When I got here this morning there was a very long line of people waiting to go through the metal detector. Then they put us in a room and had us watch a video about jury service. It began with hilarious clips from old movies showing courtroom confessions, proceeded to warn us that our trial wouldn't really be like that, and finished with an explanation of the roles of all the people involved in a trial and the critical importance of jurors to democracy. Fun stuff.

Updated to add: They called me for jury selection just as I was finishing the previous paragraph, which is why the entry ended so abruptly. I was in the courtroom for about an hour and was dismissed for cause because that my pregnancy makes jury service a hardship. Sadly, that doesn't dismiss me for the day, even though I will be incrementally more pregnant each subsequent time they try to empanel me. Still, at least I'm back where I can work.
rivka: (smite)
Dear vehicular traffic,

If you are driving along a downtown street with heavy foot traffic, and it is raining hard, and there are massive puddles in the gutters, there is no law that says you must slow down to avoid throwing sheets of icy water up onto pedestrians.

However, if you don't do so? Then you are an asshole.


Woman who is soaking wet up to the thighs despite carrying a golf umbrella.
rivka: (Baltimore)
You know you're a city kid when your trick-or-treating route includes stops at the wine shop and the Afghan restaurant.
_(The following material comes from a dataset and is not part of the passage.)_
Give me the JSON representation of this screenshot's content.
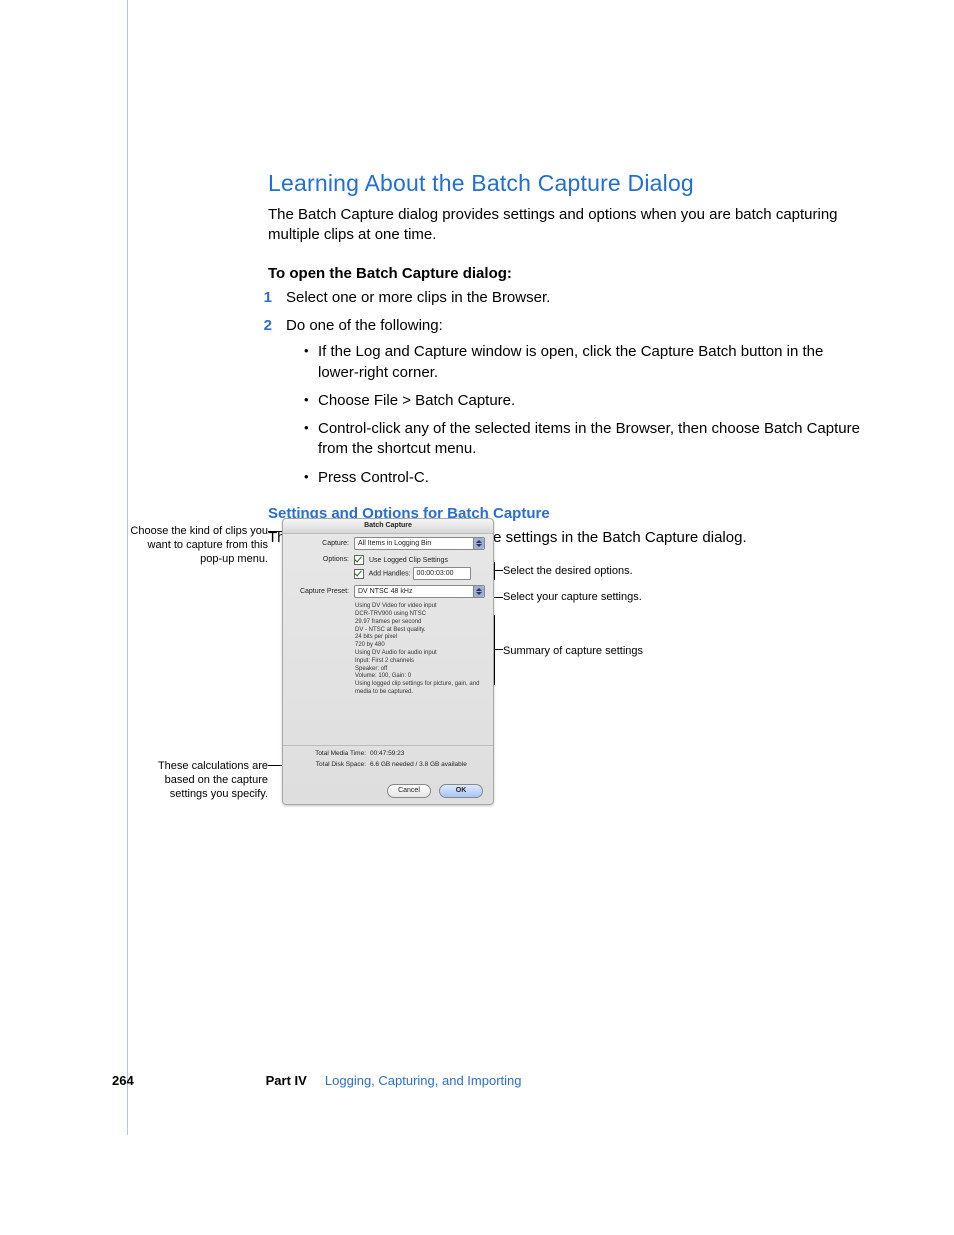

I expected the wine shop; last year we went in just to show Alex off because they knew her, and they hauled a big bag of candy out from behind the counter. The Afghan restaurant suprised me. The proprietor was standing on the sidewalk when we came by, and he insisted that we come in while he fetched a little bowl of candy from the bar. He kept urging Alex to take more and more.

This year the people who organized trick-or-treating in our neighborhood distributed a rough map of participating houses, which meant that we didn't have to go around in the huge, chaotic, overwhelming group of ALL THE NEIGHBORHOOD KIDS AND PARENTS TOGETHER. There were a few blocks, like ours, that had participation from multiple houses. We concentrated on those and mostly skipped the isolated houses unless they were on our route already. The nice thing about the scattershot participation you get in the city is that we had a nice long trick-or-treating experience and yet didn't come home with an overwhelming amount of candy.

It was also fun to have Halloween fall on a Friday night this year. There were a lot of people on the streets, including many adults in costume headed for parties at local bars. Alex got a bunch of positive attention from passersby, especially since she greeted everyone we passed with a cheerful "Happy Halloween!"

It was a lot of fun for me as well as for Alex. Except now my pregnancy-softened pubic bone is screaming "You walked how far?!" Ow.